The relevant code was introduced in VDSM by https://gerrit.ovirt.org/#/c/106776/ .

Comment 1 Michal Skrivanek 2020-03-11 16:12:18 UTC
the code in https://gerrit.ovirt.org/#/c/106776/5/lib/vdsm/common/hostdev.py should have been added only for scsi block devices, not all the devices (like sr-iov). In such case it shouldn't raise an error and it shouldn't add a None/null value.

should be an easy fix

Comment 2 Milan Zamazal 2020-03-12 11:10:47 UTC
I've fixed a Python 3 issue in Vdsm host device processing yesterday, which was most likely the cause of this issue (it put null as udev_path to all SCSI devices). Can you check whether the current Vdsm master (e.g. https://resources.ovirt.org/pub/ovirt-master-snapshot/rpm/el8/x86_64/vdsm-4.40.5-47.git038f1ef5b.el8.x86_64.rpm) fixes the problem?

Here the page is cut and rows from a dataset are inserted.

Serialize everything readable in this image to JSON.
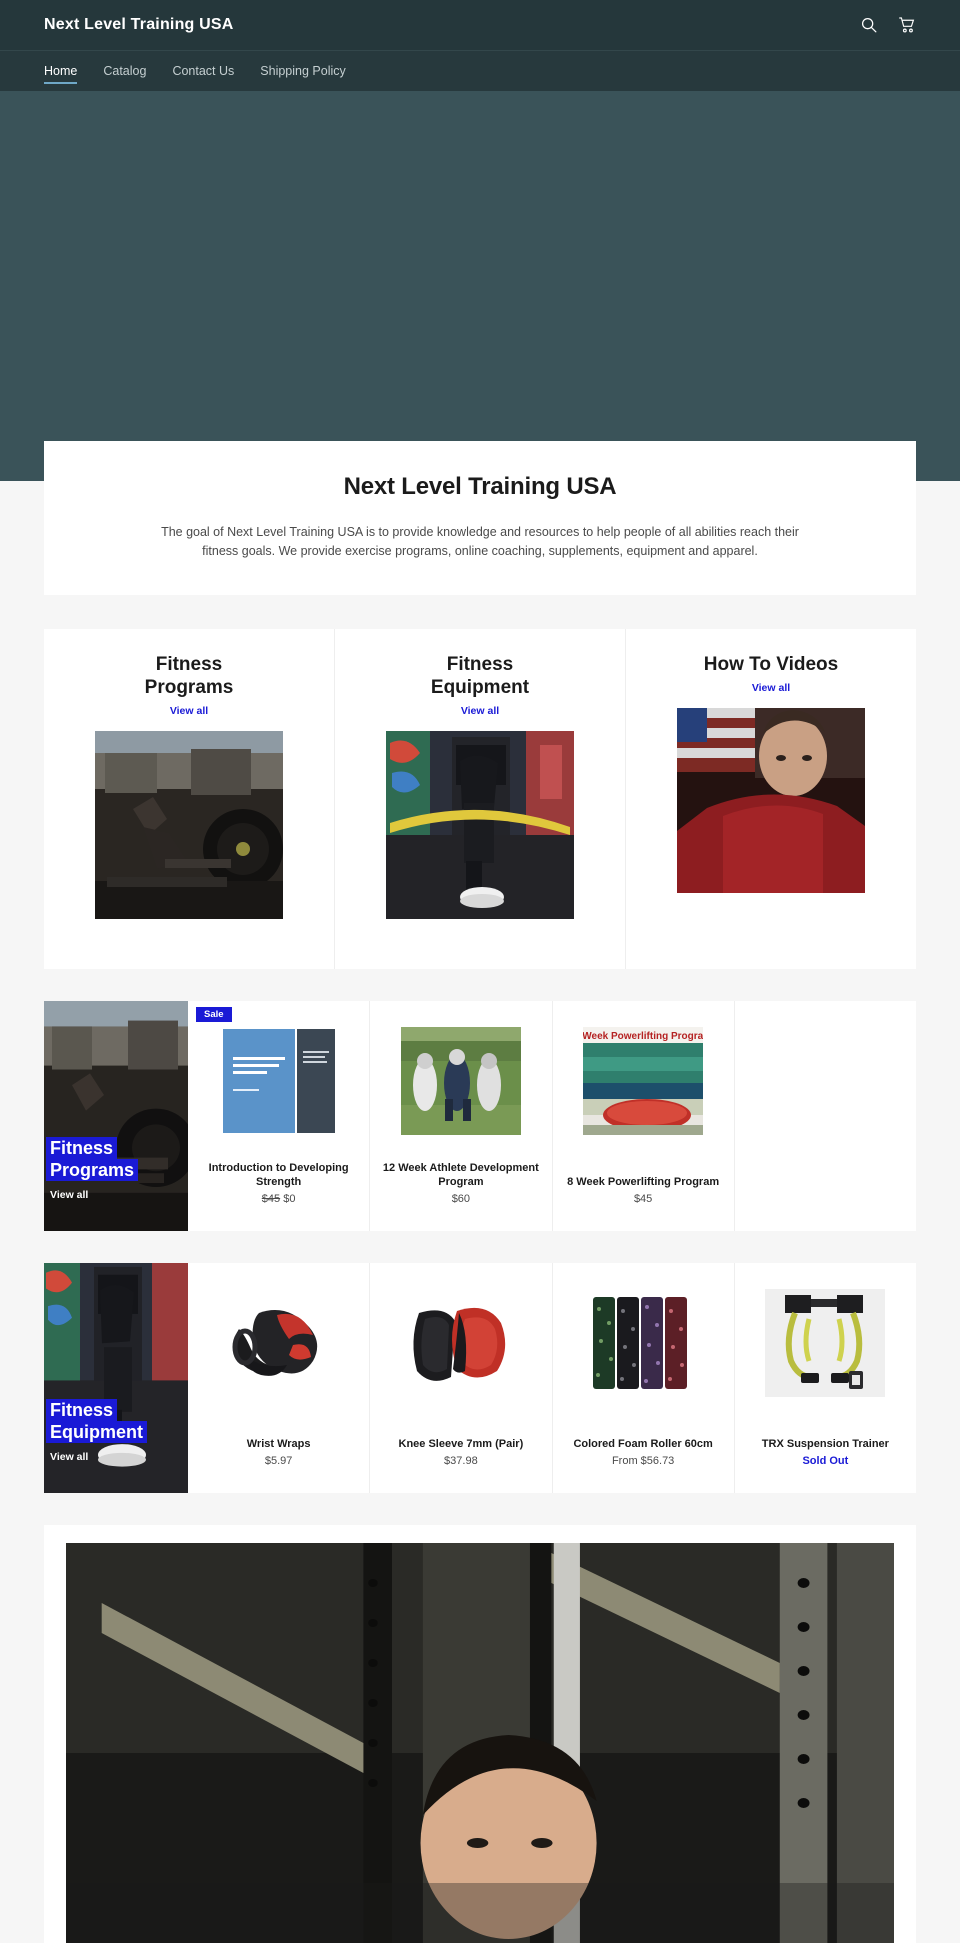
{
  "header": {
    "site_title": "Next Level Training USA",
    "icons": [
      {
        "name": "search-icon",
        "label": "Search"
      },
      {
        "name": "cart-icon",
        "label": "Cart"
      }
    ]
  },
  "nav": {
    "items": [
      {
        "label": "Home",
        "active": true
      },
      {
        "label": "Catalog",
        "active": false
      },
      {
        "label": "Contact Us",
        "active": false
      },
      {
        "label": "Shipping Policy",
        "active": false
      }
    ]
  },
  "intro": {
    "title": "Next Level Training USA",
    "body": "The goal of Next Level Training USA is to provide knowledge and resources to help people of all abilities reach their fitness goals.  We provide exercise programs, online coaching, supplements, equipment and apparel."
  },
  "collections": {
    "view_all_label": "View all",
    "items": [
      {
        "title_line1": "Fitness",
        "title_line2": "Programs",
        "view_all": "View all"
      },
      {
        "title_line1": "Fitness",
        "title_line2": "Equipment",
        "view_all": "View all"
      },
      {
        "title_line1": "How To Videos",
        "title_line2": "",
        "view_all": "View all"
      }
    ]
  },
  "programs_section": {
    "banner": {
      "line1": "Fitness",
      "line2": "Programs",
      "view_all": "View all"
    },
    "products": [
      {
        "name": "Introduction to Developing Strength",
        "price_was": "$45",
        "price_now": "$0",
        "badge": "Sale",
        "sold_out": ""
      },
      {
        "name": "12 Week Athlete Development Program",
        "price_was": "",
        "price_now": "$60",
        "badge": "",
        "sold_out": ""
      },
      {
        "name": "8 Week Powerlifting Program",
        "price_was": "",
        "price_now": "$45",
        "badge": "",
        "sold_out": ""
      }
    ]
  },
  "equipment_section": {
    "banner": {
      "line1": "Fitness",
      "line2": "Equipment",
      "view_all": "View all"
    },
    "products": [
      {
        "name": "Wrist Wraps",
        "price_was": "",
        "price_now": "$5.97",
        "badge": "",
        "sold_out": ""
      },
      {
        "name": "Knee Sleeve 7mm (Pair)",
        "price_was": "",
        "price_now": "$37.98",
        "badge": "",
        "sold_out": ""
      },
      {
        "name": "Colored Foam Roller 60cm",
        "price_was": "",
        "price_now": "From $56.73",
        "badge": "",
        "sold_out": ""
      },
      {
        "name": "TRX Suspension Trainer",
        "price_was": "",
        "price_now": "",
        "badge": "",
        "sold_out": "Sold Out"
      }
    ]
  },
  "colors": {
    "header_bg": "#25373b",
    "nav_bg": "#27393d",
    "hero_bg": "#3a5359",
    "page_bg": "#f6f6f6",
    "accent_blue": "#1a1ad6",
    "nav_active_underline": "#6fa8c7"
  }
}
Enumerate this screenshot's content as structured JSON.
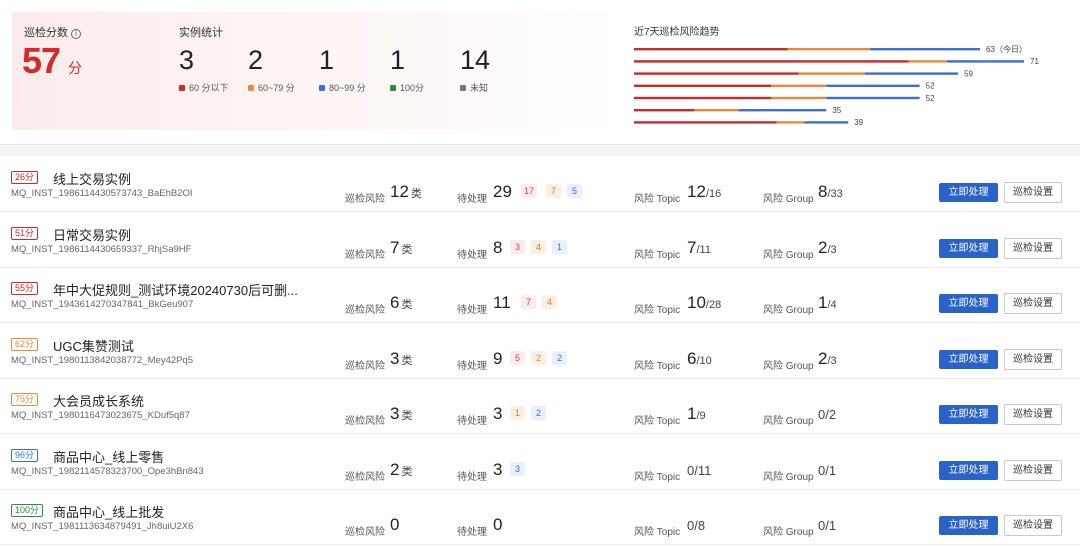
{
  "colors": {
    "red": "#c92a2a",
    "orange": "#e88a3a",
    "blue": "#3b6fd8",
    "green": "#2c8c43",
    "gray": "#777777"
  },
  "summary": {
    "score_label": "巡检分数",
    "info_icon": "info-icon",
    "score": "57",
    "score_unit": "分",
    "stats_title": "实例统计",
    "stats": [
      {
        "value": "3",
        "legend": "60 分以下",
        "color": "#c92a2a"
      },
      {
        "value": "2",
        "legend": "60~79 分",
        "color": "#e88a3a"
      },
      {
        "value": "1",
        "legend": "80~99 分",
        "color": "#3b6fd8"
      },
      {
        "value": "1",
        "legend": "100分",
        "color": "#2c8c43"
      },
      {
        "value": "14",
        "legend": "未知",
        "color": "#777777"
      }
    ],
    "trend_title": "近7天巡检风险趋势"
  },
  "chart_data": {
    "type": "bar",
    "orientation": "horizontal",
    "stacked": true,
    "categories": [
      "day1",
      "day2",
      "day3",
      "day4",
      "day5",
      "day6",
      "day7"
    ],
    "labels": [
      "63（今日）",
      "71",
      "59",
      "52",
      "52",
      "35",
      "39"
    ],
    "totals": [
      63,
      71,
      59,
      52,
      52,
      35,
      39
    ],
    "series": [
      {
        "color": "#c92a2a",
        "values": [
          28,
          50,
          30,
          25,
          25,
          11,
          26
        ]
      },
      {
        "color": "#e88a3a",
        "values": [
          15,
          7,
          12,
          10,
          10,
          8,
          5
        ]
      },
      {
        "color": "#3b6fd8",
        "values": [
          20,
          14,
          17,
          17,
          17,
          16,
          8
        ]
      }
    ],
    "xlim": [
      0,
      71
    ]
  },
  "labels": {
    "risk": "巡检风险",
    "risk_unit": "类",
    "pending": "待处理",
    "topic": "风险 Topic",
    "group": "风险 Group",
    "btn_handle": "立即处理",
    "btn_settings": "巡检设置"
  },
  "instances": [
    {
      "score": "26分",
      "level": "red",
      "name": "线上交易实例",
      "id": "MQ_INST_1986114430573743_BaEhB2OI",
      "risk": "12",
      "pending": "29",
      "chips": [
        [
          "17",
          "red"
        ],
        [
          "7",
          "orange"
        ],
        [
          "5",
          "blue"
        ]
      ],
      "topic_num": "12",
      "topic_den": "/16",
      "group_num": "8",
      "group_den": "/33"
    },
    {
      "score": "51分",
      "level": "red",
      "name": "日常交易实例",
      "id": "MQ_INST_1986114430659337_RhjSa9HF",
      "risk": "7",
      "pending": "8",
      "chips": [
        [
          "3",
          "red"
        ],
        [
          "4",
          "orange"
        ],
        [
          "1",
          "blue"
        ]
      ],
      "topic_num": "7",
      "topic_den": "/11",
      "group_num": "2",
      "group_den": "/3"
    },
    {
      "score": "55分",
      "level": "red",
      "name": "年中大促规则_测试环境20240730后可删...",
      "id": "MQ_INST_1943614270347841_BkGeu907",
      "risk": "6",
      "pending": "11",
      "chips": [
        [
          "7",
          "red"
        ],
        [
          "4",
          "orange"
        ]
      ],
      "topic_num": "10",
      "topic_den": "/28",
      "group_num": "1",
      "group_den": "/4"
    },
    {
      "score": "62分",
      "level": "orange",
      "name": "UGC集赞测试",
      "id": "MQ_INST_1980113842038772_Mey42Pq5",
      "risk": "3",
      "pending": "9",
      "chips": [
        [
          "5",
          "red"
        ],
        [
          "2",
          "orange"
        ],
        [
          "2",
          "blue"
        ]
      ],
      "topic_num": "6",
      "topic_den": "/10",
      "group_num": "2",
      "group_den": "/3"
    },
    {
      "score": "75分",
      "level": "orange",
      "name": "大会员成长系统",
      "id": "MQ_INST_1980116473023675_KDuf5q87",
      "risk": "3",
      "pending": "3",
      "chips": [
        [
          "1",
          "orange"
        ],
        [
          "2",
          "blue"
        ]
      ],
      "topic_num": "1",
      "topic_den": "/9",
      "group_num": "",
      "group_den": "0/2"
    },
    {
      "score": "96分",
      "level": "blue",
      "name": "商品中心_线上零售",
      "id": "MQ_INST_1982114578323700_Ope3hBn843",
      "risk": "2",
      "pending": "3",
      "chips": [
        [
          "3",
          "blue"
        ]
      ],
      "topic_num": "",
      "topic_den": "0/11",
      "group_num": "",
      "group_den": "0/1"
    },
    {
      "score": "100分",
      "level": "green",
      "name": "商品中心_线上批发",
      "id": "MQ_INST_1981113634879491_Jh8uiU2X6",
      "risk": "0",
      "pending": "0",
      "chips": [],
      "topic_num": "",
      "topic_den": "0/8",
      "group_num": "",
      "group_den": "0/1"
    }
  ]
}
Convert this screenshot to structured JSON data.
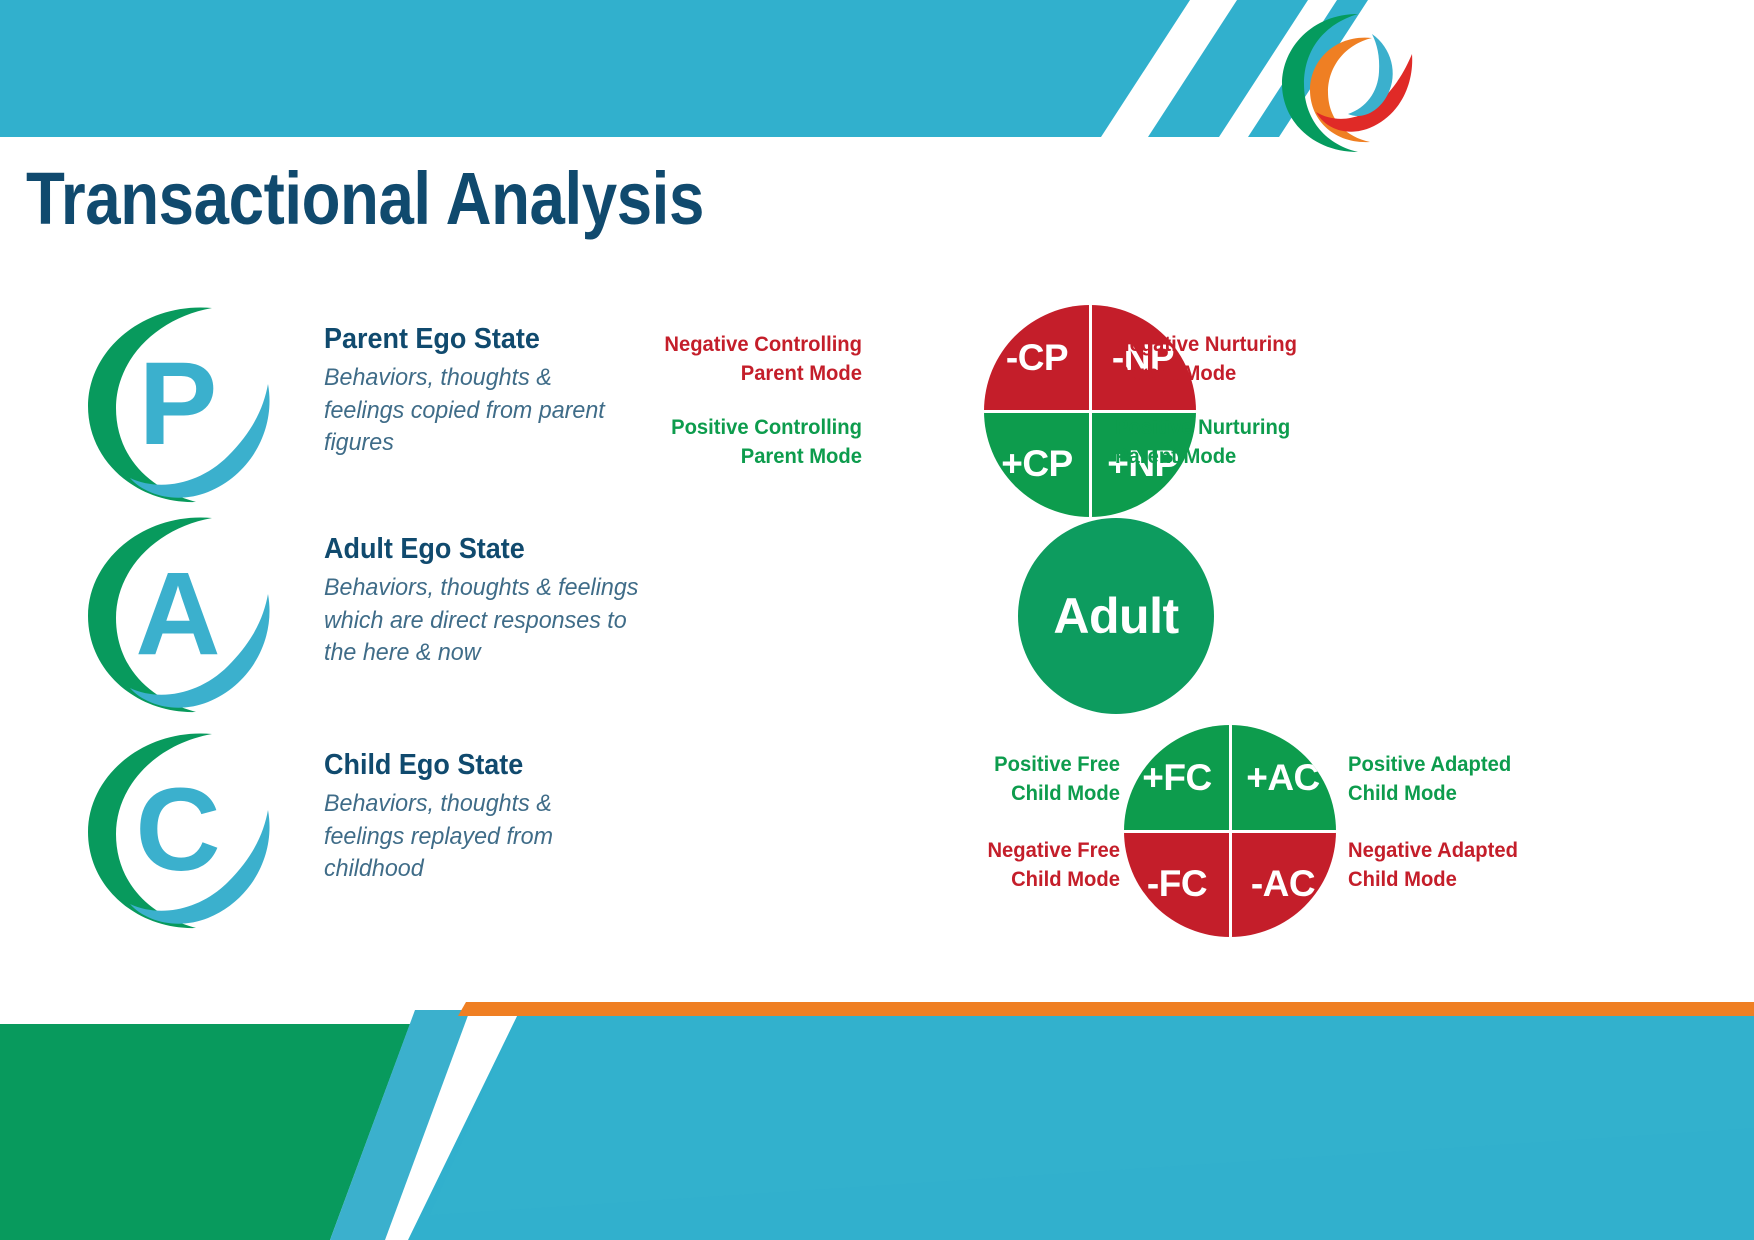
{
  "page": {
    "title": "Transactional Analysis"
  },
  "colors": {
    "teal": "#31b0cd",
    "navy": "#104a6e",
    "green": "#0d9c5f",
    "red": "#c41e2a",
    "orange": "#ef7f23",
    "light_blue": "#3bb0cd",
    "body_text": "#3f6c88"
  },
  "logo": {
    "name": "brand-swirl-logo",
    "arc_colors": [
      "#059b5e",
      "#ef7f23",
      "#e02a27",
      "#3bb0cd"
    ]
  },
  "ego_states": [
    {
      "letter": "P",
      "title": "Parent Ego State",
      "description": "Behaviors, thoughts & feelings copied from parent figures"
    },
    {
      "letter": "A",
      "title": "Adult Ego State",
      "description": "Behaviors, thoughts & feelings which are direct responses to the here & now"
    },
    {
      "letter": "C",
      "title": "Child Ego State",
      "description": "Behaviors, thoughts & feelings replayed from childhood"
    }
  ],
  "parent_circle": {
    "name": "parent-modes-circle",
    "quadrants": [
      {
        "position": "top-left",
        "code": "-CP",
        "color": "#c41e2a"
      },
      {
        "position": "top-right",
        "code": "-NP",
        "color": "#c41e2a"
      },
      {
        "position": "bottom-left",
        "code": "+CP",
        "color": "#0d9c4d"
      },
      {
        "position": "bottom-right",
        "code": "+NP",
        "color": "#0d9c4d"
      }
    ],
    "labels": {
      "top_left": {
        "line1": "Negative Controlling",
        "line2": "Parent Mode",
        "tone": "negative"
      },
      "bottom_left": {
        "line1": "Positive Controlling",
        "line2": "Parent Mode",
        "tone": "positive"
      },
      "top_right": {
        "line1": "Negative Nurturing",
        "line2": "Parent Mode",
        "tone": "negative"
      },
      "bottom_right": {
        "line1": "Positive Nurturing",
        "line2": "Parent Mode",
        "tone": "positive"
      }
    }
  },
  "adult_circle": {
    "name": "adult-circle",
    "label": "Adult",
    "color": "#0d9c5f"
  },
  "child_circle": {
    "name": "child-modes-circle",
    "quadrants": [
      {
        "position": "top-left",
        "code": "+FC",
        "color": "#0d9c4d"
      },
      {
        "position": "top-right",
        "code": "+AC",
        "color": "#0d9c4d"
      },
      {
        "position": "bottom-left",
        "code": "-FC",
        "color": "#c41e2a"
      },
      {
        "position": "bottom-right",
        "code": "-AC",
        "color": "#c41e2a"
      }
    ],
    "labels": {
      "top_left": {
        "line1": "Positive Free",
        "line2": "Child Mode",
        "tone": "positive"
      },
      "bottom_left": {
        "line1": "Negative Free",
        "line2": "Child Mode",
        "tone": "negative"
      },
      "top_right": {
        "line1": "Positive Adapted",
        "line2": "Child Mode",
        "tone": "positive"
      },
      "bottom_right": {
        "line1": "Negative Adapted",
        "line2": "Child Mode",
        "tone": "negative"
      }
    }
  }
}
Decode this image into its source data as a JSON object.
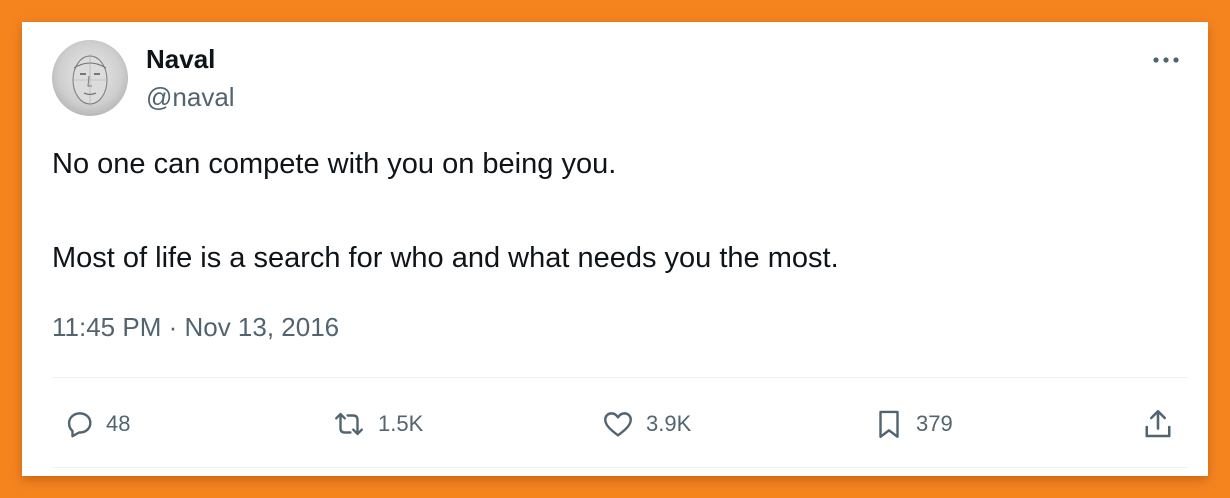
{
  "author": {
    "name": "Naval",
    "handle": "@naval"
  },
  "tweet": {
    "lines": [
      "No one can compete with you on being you.",
      "Most of life is a search for who and what needs you the most."
    ],
    "timestamp": "11:45 PM · Nov 13, 2016"
  },
  "actions": {
    "replies": "48",
    "reposts": "1.5K",
    "likes": "3.9K",
    "bookmarks": "379"
  },
  "icons": {
    "more": "more-dots-icon",
    "reply": "reply-icon",
    "repost": "repost-icon",
    "like": "heart-icon",
    "bookmark": "bookmark-icon",
    "share": "share-icon"
  },
  "colors": {
    "background": "#f5841f",
    "card": "#ffffff",
    "text": "#0f1419",
    "secondary": "#536471"
  }
}
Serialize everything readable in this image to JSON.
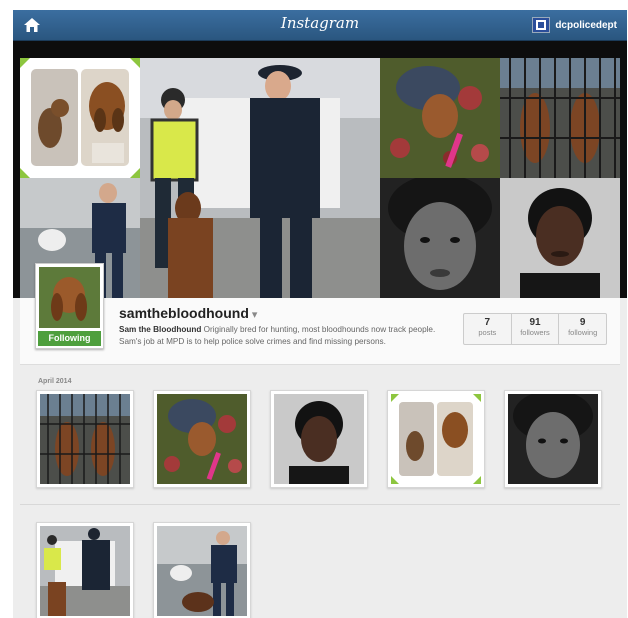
{
  "nav": {
    "title": "Instagram",
    "username": "dcpolicedept",
    "home_icon": "home-icon"
  },
  "profile": {
    "username": "samthebloodhound",
    "caret": "▾",
    "follow_label": "Following",
    "bio_name": "Sam the Bloodhound",
    "bio_text": " Originally bred for hunting, most bloodhounds now track people. Sam's job at MPD is to help police solve crimes and find missing persons.",
    "stats": [
      {
        "value": "7",
        "label": "posts"
      },
      {
        "value": "91",
        "label": "followers"
      },
      {
        "value": "9",
        "label": "following"
      }
    ]
  },
  "feed": {
    "month": "April 2014"
  },
  "colors": {
    "nav": "#2f5f8c",
    "follow": "#4e9f3d",
    "accent_green": "#8dc63f"
  }
}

Comment 6 Ryan Barry 2020-03-12 13:44:38 UTC
Milan, care to attach the patch?

Comment 7 Milan Zamazal 2020-03-12 13:55:34 UTC
Patch attached and I took the bug.

Comment 8 Sandro Bonazzola 2020-03-20 09:41:35 UTC
$ git tag --contains afa195af73bbde5e3780ea1cbe1ca58e388c9422
v4.40.6
v4.40.7

Moving to QA

Comment 9 Michael Burman 2020-03-22 10:20:11 UTC
Verified on - vdsm-4.40.7-1.el8ev.x86_64

Comment 10 Sandro Bonazzola 2020-05-20 20:02:18 UTC
This bugzilla is included in oVirt 4.4.0 release, published on May 20th 2020.

Since the problem described in this bug report should be
resolved in oVirt 4.4.0 release, it has been closed with a resolution of CURRENT RELEASE.

If the solution does not work for you, please open a new bug report.